Lo terrorífico que atenta con ese estado de plenitud femenina, de explorar el cuerpo y descubrir zonas de placer, es la leyenda de un chofer de autobús escolar que captura niñas y las hace desaparecer. Las niñas crecen con ese discurso y esa señal de advertencia. En cualquier momento de descuido pueden ser raptadas por el monstruo. La desprotección de las primas aumenta cuando vemos que en el escenario veraniego de su hogar los adultos están ausentes. Las figuras masculinas que aparecen son las de dos jardineros mientras que las madres y la abuela hablan y se mueven en fuera de campo. La madre de Cleo, luego de la pérdida de su otra hija, queda en un estado de shock permanente, paralizada en una cama mirando televisión casi sin pestañear. El uso del fuera de campo para construir la ausencia del mundo adulto es maravillosa en ese sentido. Son como seres que están omnipresentes pero que rara vez vemos frente a cámara. Ahí los gritos que claman “mamá, mamá, mamá”son más solícitos que nunca y parecieran emular a quienes llaman a otro/a en un juego de escondidas.

“Dime chiquitita, dime la verdad si te casarías con ese animal. No, mamá. No, papá. Soy muy chiquitita para ser mamá”, cantan las niñas en un juego infantil.

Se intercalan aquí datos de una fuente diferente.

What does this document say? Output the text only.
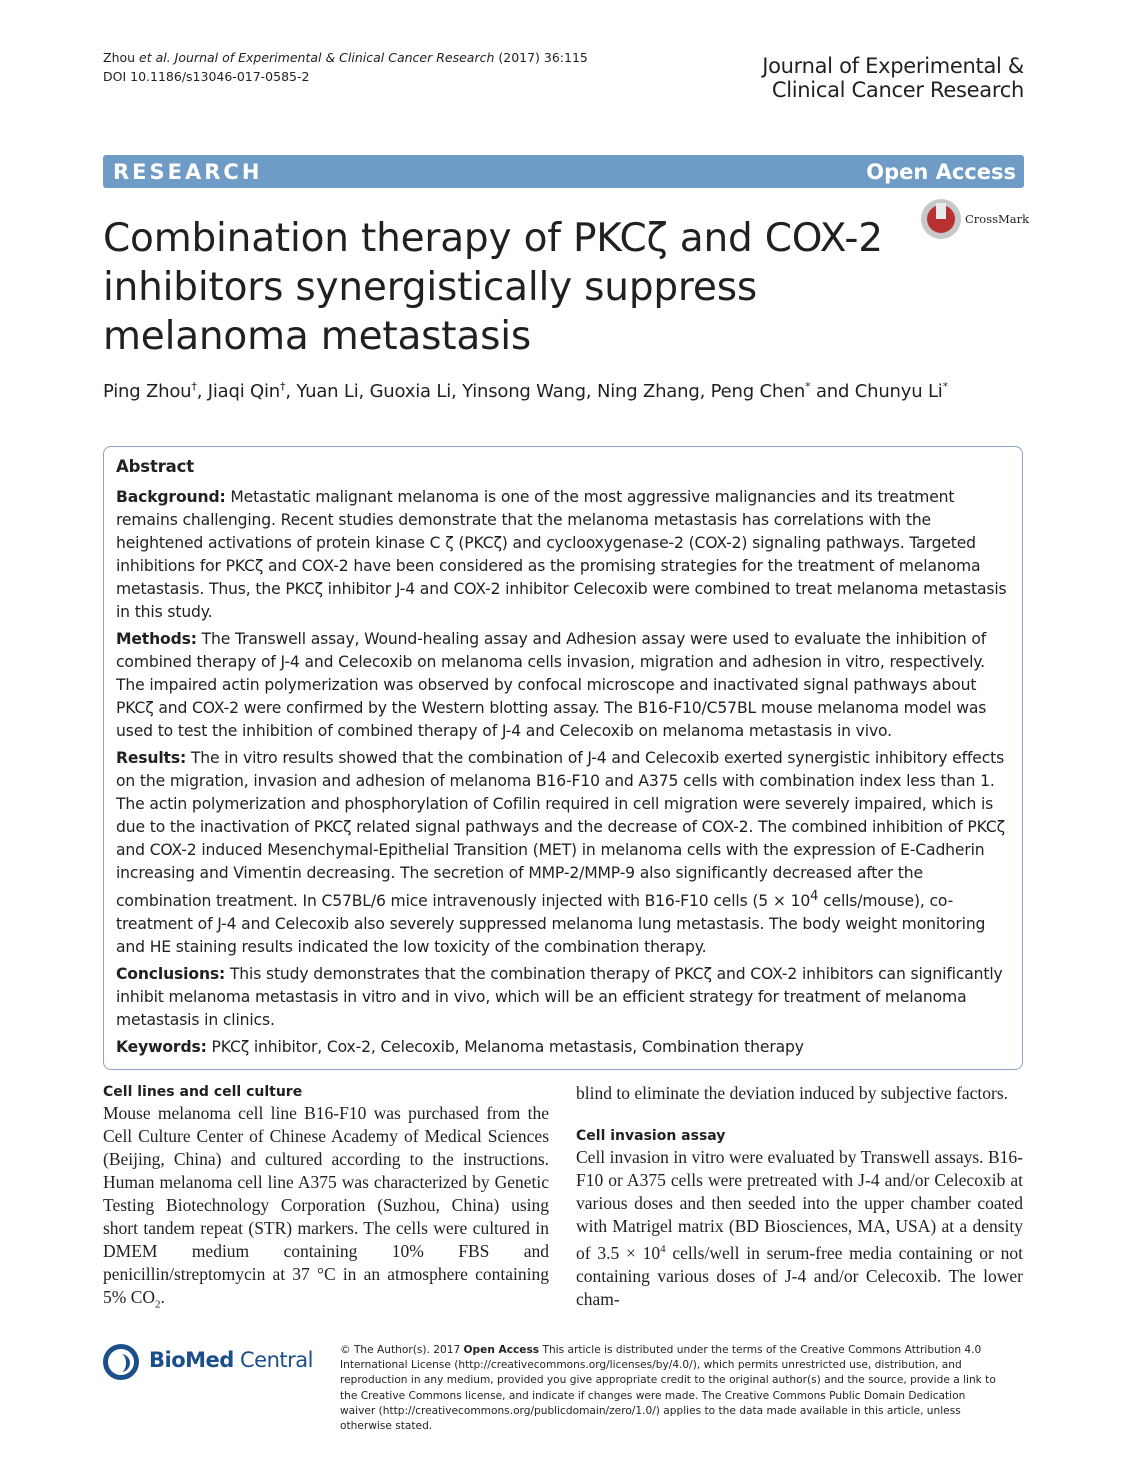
Zhou et al. Journal of Experimental & Clinical Cancer Research (2017) 36:115
DOI 10.1186/s13046-017-0585-2	Journal of Experimental &
Clinical Cancer Research
RESEARCH	Open Access
Combination therapy of PKCζ and COX-2
inhibitors synergistically suppress
melanoma metastasis
CrossMark
Ping Zhou†, Jiaqi Qin†, Yuan Li, Guoxia Li, Yinsong Wang, Ning Zhang, Peng Chen* and Chunyu Li*
Abstract

Background: Metastatic malignant melanoma is one of the most aggressive malignancies and its treatment remains challenging. Recent studies demonstrate that the melanoma metastasis has correlations with the heightened activations of protein kinase C ζ (PKCζ) and cyclooxygenase-2 (COX-2) signaling pathways. Targeted inhibitions for PKCζ and COX-2 have been considered as the promising strategies for the treatment of melanoma metastasis. Thus, the PKCζ inhibitor J-4 and COX-2 inhibitor Celecoxib were combined to treat melanoma metastasis in this study.

Methods: The Transwell assay, Wound-healing assay and Adhesion assay were used to evaluate the inhibition of combined therapy of J-4 and Celecoxib on melanoma cells invasion, migration and adhesion in vitro, respectively. The impaired actin polymerization was observed by confocal microscope and inactivated signal pathways about PKCζ and COX-2 were confirmed by the Western blotting assay. The B16-F10/C57BL mouse melanoma model was used to test the inhibition of combined therapy of J-4 and Celecoxib on melanoma metastasis in vivo.

Results: The in vitro results showed that the combination of J-4 and Celecoxib exerted synergistic inhibitory effects on the migration, invasion and adhesion of melanoma B16-F10 and A375 cells with combination index less than 1. The actin polymerization and phosphorylation of Cofilin required in cell migration were severely impaired, which is due to the inactivation of PKCζ related signal pathways and the decrease of COX-2. The combined inhibition of PKCζ and COX-2 induced Mesenchymal-Epithelial Transition (MET) in melanoma cells with the expression of E-Cadherin increasing and Vimentin decreasing. The secretion of MMP-2/MMP-9 also significantly decreased after the combination treatment. In C57BL/6 mice intravenously injected with B16-F10 cells ($5 \times 10^4$ cells/mouse), co-treatment of J-4 and Celecoxib also severely suppressed melanoma lung metastasis. The body weight monitoring and HE staining results indicated the low toxicity of the combination therapy.

Conclusions: This study demonstrates that the combination therapy of PKCζ and COX-2 inhibitors can significantly inhibit melanoma metastasis in vitro and in vivo, which will be an efficient strategy for treatment of melanoma metastasis in clinics.

Keywords: PKCζ inhibitor, Cox-2, Celecoxib, Melanoma metastasis, Combination therapy

Cell lines and cell culture
Mouse melanoma cell line B16-F10 was purchased from the Cell Culture Center of Chinese Academy of Medical Sciences (Beijing, China) and cultured according to the instructions. Human melanoma cell line A375 was characterized by Genetic Testing Biotechnology Corporation (Suzhou, China) using short tandem repeat (STR) markers. The cells were cultured in DMEM medium containing 10% FBS and penicillin/streptomycin at 37 °C in an atmosphere containing 5% $CO_2$.
blind to eliminate the deviation induced by subjective factors.
Cell invasion assay
Cell invasion in vitro were evaluated by Transwell assays. B16-F10 or A375 cells were pretreated with J-4 and/or Celecoxib at various doses and then seeded into the upper chamber coated with Matrigel matrix (BD Biosciences, MA, USA) at a density of $3.5 \times 10^4$ cells/well in serum-free media containing or not containing various doses of J-4 and/or Celecoxib. The lower cham-
BioMed Central	© The Author(s). 2017 Open Access This article is distributed under the terms of the Creative Commons Attribution 4.0 International License (http://creativecommons.org/licenses/by/4.0/), which permits unrestricted use, distribution, and reproduction in any medium, provided you give appropriate credit to the original author(s) and the source, provide a link to the Creative Commons license, and indicate if changes were made. The Creative Commons Public Domain Dedication waiver (http://creativecommons.org/publicdomain/zero/1.0/) applies to the data made available in this article, unless otherwise stated.
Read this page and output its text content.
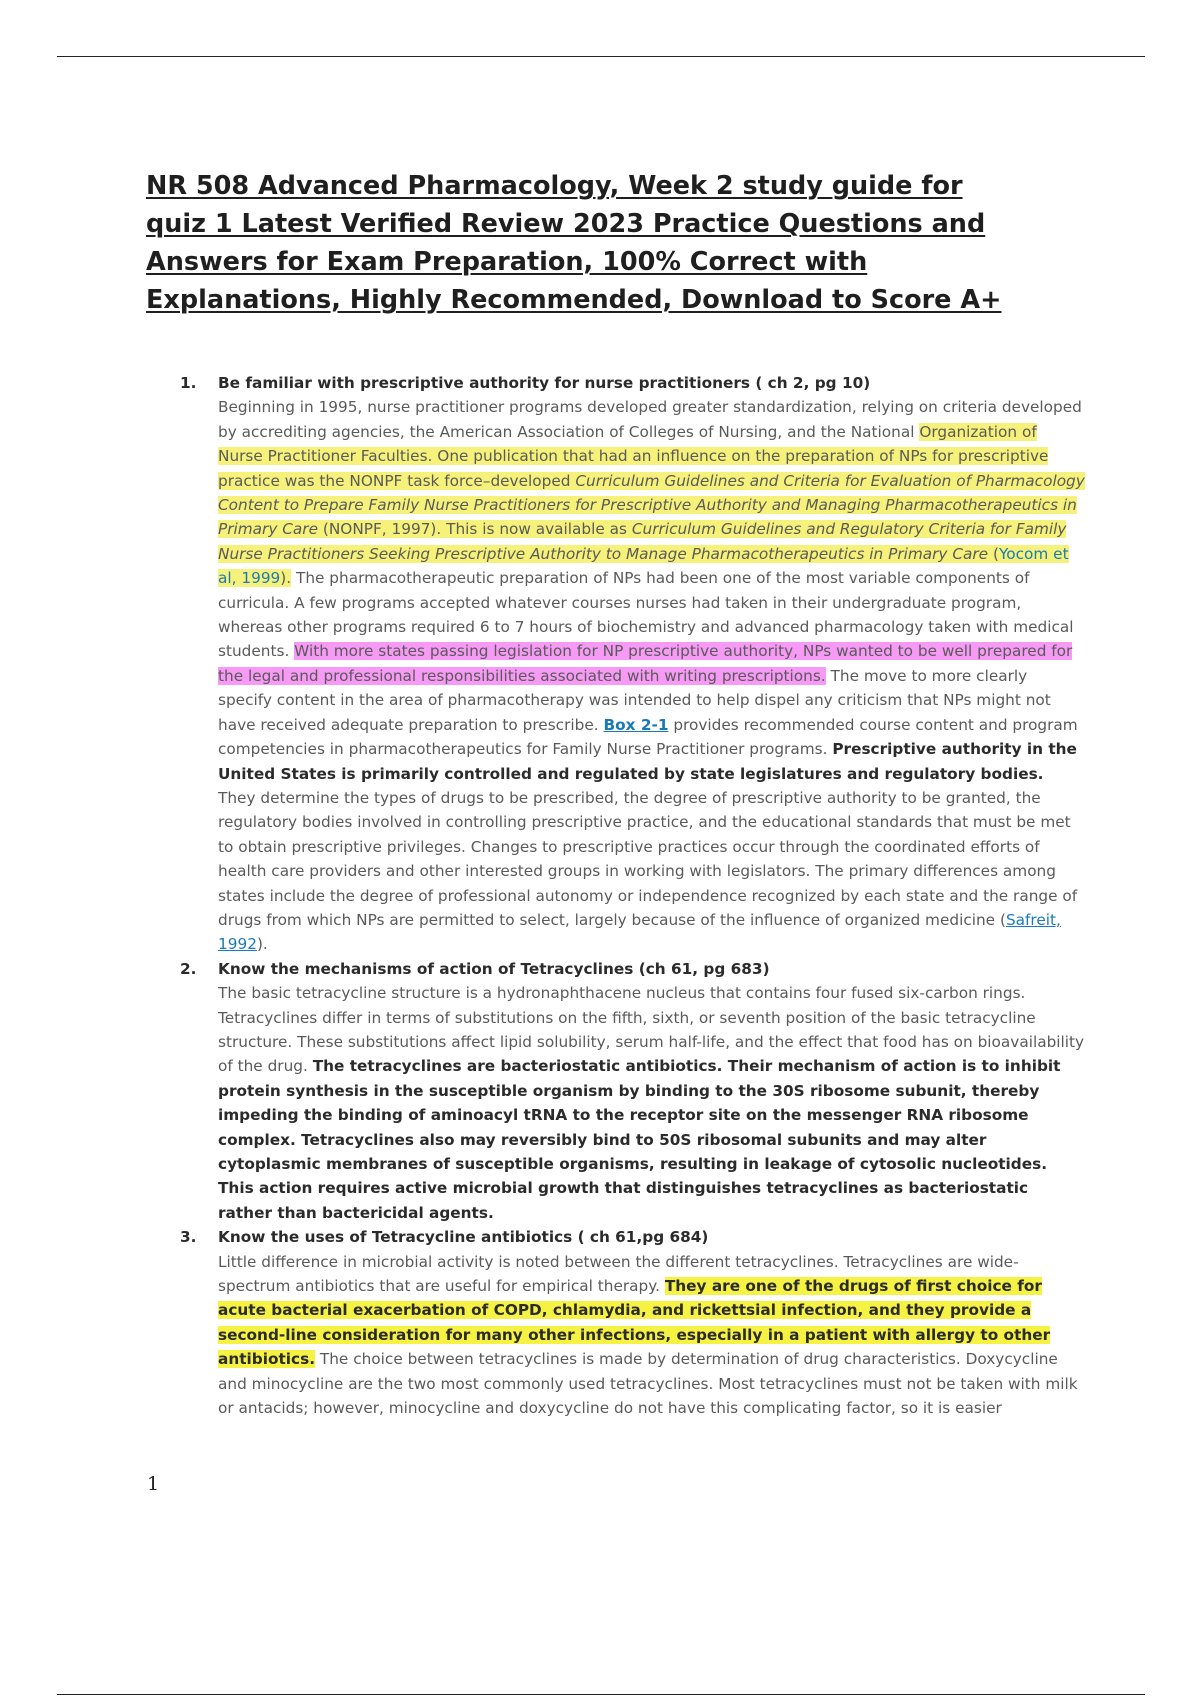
NR 508 Advanced Pharmacology, Week 2 study guide for quiz 1 Latest Verified Review 2023 Practice Questions and Answers for Exam Preparation, 100% Correct with Explanations, Highly Recommended, Download to Score A+
1. Be familiar with prescriptive authority for nurse practitioners ( ch 2, pg 10)

Beginning in 1995, nurse practitioner programs developed greater standardization, relying on criteria developed by accrediting agencies, the American Association of Colleges of Nursing, and the National Organization of Nurse Practitioner Faculties. One publication that had an influence on the preparation of NPs for prescriptive practice was the NONPF task force–developed Curriculum Guidelines and Criteria for Evaluation of Pharmacology Content to Prepare Family Nurse Practitioners for Prescriptive Authority and Managing Pharmacotherapeutics in Primary Care (NONPF, 1997). This is now available as Curriculum Guidelines and Regulatory Criteria for Family Nurse Practitioners Seeking Prescriptive Authority to Manage Pharmacotherapeutics in Primary Care (Yocom et al, 1999). The pharmacotherapeutic preparation of NPs had been one of the most variable components of curricula. A few programs accepted whatever courses nurses had taken in their undergraduate program, whereas other programs required 6 to 7 hours of biochemistry and advanced pharmacology taken with medical students. With more states passing legislation for NP prescriptive authority, NPs wanted to be well prepared for the legal and professional responsibilities associated with writing prescriptions. The move to more clearly specify content in the area of pharmacotherapy was intended to help dispel any criticism that NPs might not have received adequate preparation to prescribe. Box 2-1 provides recommended course content and program competencies in pharmacotherapeutics for Family Nurse Practitioner programs. Prescriptive authority in the United States is primarily controlled and regulated by state legislatures and regulatory bodies. They determine the types of drugs to be prescribed, the degree of prescriptive authority to be granted, the regulatory bodies involved in controlling prescriptive practice, and the educational standards that must be met to obtain prescriptive privileges. Changes to prescriptive practices occur through the coordinated efforts of health care providers and other interested groups in working with legislators. The primary differences among states include the degree of professional autonomy or independence recognized by each state and the range of drugs from which NPs are permitted to select, largely because of the influence of organized medicine (Safreit, 1992).

2. Know the mechanisms of action of Tetracyclines (ch 61, pg 683)

The basic tetracycline structure is a hydronaphthacene nucleus that contains four fused six-carbon rings. Tetracyclines differ in terms of substitutions on the fifth, sixth, or seventh position of the basic tetracycline structure. These substitutions affect lipid solubility, serum half-life, and the effect that food has on bioavailability of the drug. The tetracyclines are bacteriostatic antibiotics. Their mechanism of action is to inhibit protein synthesis in the susceptible organism by binding to the 30S ribosome subunit, thereby impeding the binding of aminoacyl tRNA to the receptor site on the messenger RNA ribosome complex. Tetracyclines also may reversibly bind to 50S ribosomal subunits and may alter cytoplasmic membranes of susceptible organisms, resulting in leakage of cytosolic nucleotides. This action requires active microbial growth that distinguishes tetracyclines as bacteriostatic rather than bactericidal agents.

3. Know the uses of Tetracycline antibiotics ( ch 61,pg 684)

Little difference in microbial activity is noted between the different tetracyclines. Tetracyclines are wide-spectrum antibiotics that are useful for empirical therapy. They are one of the drugs of first choice for acute bacterial exacerbation of COPD, chlamydia, and rickettsial infection, and they provide a second-line consideration for many other infections, especially in a patient with allergy to other antibiotics. The choice between tetracyclines is made by determination of drug characteristics. Doxycycline and minocycline are the two most commonly used tetracyclines. Most tetracyclines must not be taken with milk or antacids; however, minocycline and doxycycline do not have this complicating factor, so it is easier

1
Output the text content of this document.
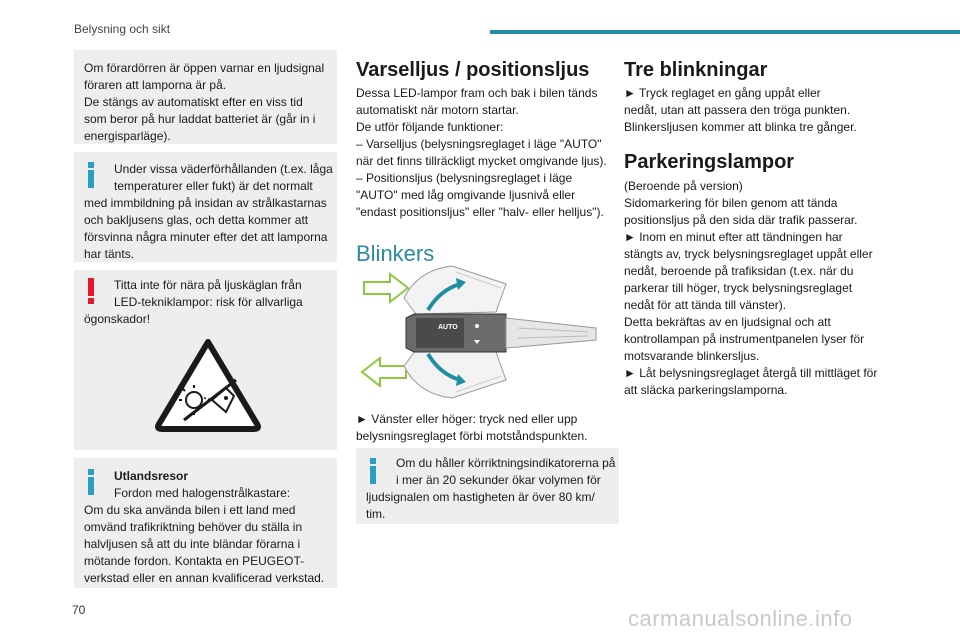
Belysning och sikt

Om förardörren är öppen varnar en ljudsignal
föraren att lamporna är på.
De stängs av automatiskt efter en viss tid
som beror på hur laddat batteriet är (går in i
energisparläge).

Under vissa väderförhållanden (t.ex. låga
temperaturer eller fukt) är det normalt
med immbildning på insidan av strålkastarnas
och bakljusens glas, och detta kommer att
försvinna några minuter efter det att lamporna
har tänts.

Titta inte för nära på ljuskäglan från
LED-tekniklampor: risk för allvarliga
ögonskador!

Utlandsresor
Fordon med halogenstrålkastare:
Om du ska använda bilen i ett land med
omvänd trafikriktning behöver du ställa in
halvljusen så att du inte bländar förarna i
mötande fordon. Kontakta en PEUGEOT-
verkstad eller en annan kvalificerad verkstad.

Varselljus / positionsljus

Dessa LED-lampor fram och bak i bilen tänds
automatiskt när motorn startar.
De utför följande funktioner:
– Varselljus (belysningsreglaget i läge "AUTO"
när det finns tillräckligt mycket omgivande ljus).
– Positionsljus (belysningsreglaget i läge
"AUTO" med låg omgivande ljusnivå eller
"endast positionsljus" eller "halv- eller helljus").

Blinkers
AUTO

► Vänster eller höger: tryck ned eller upp
belysningsreglaget förbi motståndspunkten.

Om du håller körriktningsindikatorerna på
i mer än 20 sekunder ökar volymen för
ljudsignalen om hastigheten är över 80 km/
tim.

Tre blinkningar

► Tryck reglaget en gång uppåt eller
nedåt, utan att passera den tröga punkten.
Blinkersljusen kommer att blinka tre gånger.

Parkeringslampor

(Beroende på version)
Sidomarkering för bilen genom att tända
positionsljus på den sida där trafik passerar.
► Inom en minut efter att tändningen har
stängts av, tryck belysningsreglaget uppåt eller
nedåt, beroende på trafiksidan (t.ex. när du
parkerar till höger, tryck belysningsreglaget
nedåt för att tända till vänster).
Detta bekräftas av en ljudsignal och att
kontrollampan på instrumentpanelen lyser för
motsvarande blinkersljus.
► Låt belysningsreglaget återgå till mittläget för
att släcka parkeringslamporna.

70	carmanualsonline.info
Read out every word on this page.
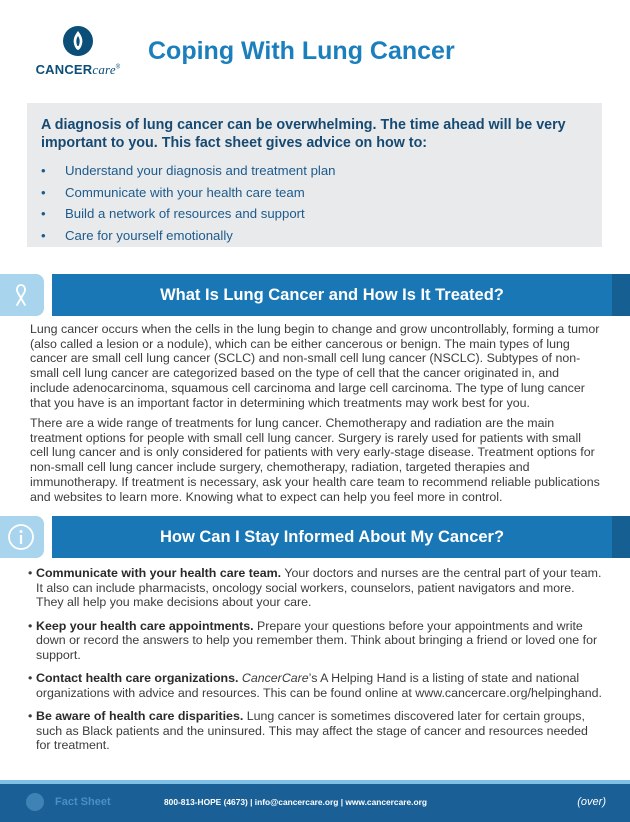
CANCERcare®
Coping With Lung Cancer

A diagnosis of lung cancer can be overwhelming. The time ahead will be very important to you. This fact sheet gives advice on how to:

• Understand your diagnosis and treatment plan
• Communicate with your health care team
• Build a network of resources and support
• Care for yourself emotionally
What Is Lung Cancer and How Is It Treated?

Lung cancer occurs when the cells in the lung begin to change and grow uncontrollably, forming a tumor (also called a lesion or a nodule), which can be either cancerous or benign. The main types of lung cancer are small cell lung cancer (SCLC) and non-small cell lung cancer (NSCLC). Subtypes of non-small cell lung cancer are categorized based on the type of cell that the cancer originated in, and include adenocarcinoma, squamous cell carcinoma and large cell carcinoma. The type of lung cancer that you have is an important factor in determining which treatments may work best for you.

There are a wide range of treatments for lung cancer. Chemotherapy and radiation are the main treatment options for people with small cell lung cancer. Surgery is rarely used for patients with small cell lung cancer and is only considered for patients with very early-stage disease. Treatment options for non-small cell lung cancer include surgery, chemotherapy, radiation, targeted therapies and immunotherapy. If treatment is necessary, ask your health care team to recommend reliable publications and websites to learn more. Knowing what to expect can help you feel more in control.

How Can I Stay Informed About My Cancer?
• Communicate with your health care team. Your doctors and nurses are the central part of your team. It also can include pharmacists, oncology social workers, counselors, patient navigators and more. They all help you make decisions about your care.
• Keep your health care appointments. Prepare your questions before your appointments and write down or record the answers to help you remember them. Think about bringing a friend or loved one for support.
• Contact health care organizations. CancerCare’s A Helping Hand is a listing of state and national organizations with advice and resources. This can be found online at www.cancercare.org/helpinghand.
• Be aware of health care disparities. Lung cancer is sometimes discovered later for certain groups, such as Black patients and the uninsured. This may affect the stage of cancer and resources needed for treatment.
Fact Sheet	800-813-HOPE (4673) | info@cancercare.org | www.cancercare.org	(over)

Lo siniestro del mundo adulto atenta contra la inocencia de la infancia. Berruezo filma a las niñas desde un punto de vista voyeurista lo que permite intensificar esta idea de que el monstruo no sólo frecuenta los exteriores de la casa, sino también los interiores. Como niñas ya saben que “hacerse señorita” implica una pérdida y que sus progenitoras están solas. A lo largo de la película, no aparecen personajes masculinos que encarnen la paternidad. No sabemos si las niñas tienen padre o no, si sus madres están solteras, divorciadas o son viudas. Se trata de mujeres adultas que se las arreglan solas con sus hijas mujeres como pueden. Por tanto, el ingreso al universo femenino es casi el de un sumergimiento como el de la hermana de Cleo en la pileta. Fascina, da placer, pero puede ahogar por lo siniestro del afuera. El miedo que genera contradicciones o que pretende limitar la libertad femenina sólo se vence mediante la empatía. Las niñas y sus madres que se abrazan, se acompañan, se piden perdón y no se abandonan. Sumergirse en las profundidades del agua no tiene que provocar miedo al desborde, sino placer a la libertad. Berruezo apuesta a ese mensaje y el resultado final es una piel que se eriza de emoción.

Mamá, Mamá, Mamá (Argentina, 2020). Dirección: Sol Berruezo Pichon-Riviere. Duración: 65′. Competencia Argentina. Disponible: 23, 24 y 25 de noviembre.

Estreno disponible en la Plataforma virtual Puentes de Cine.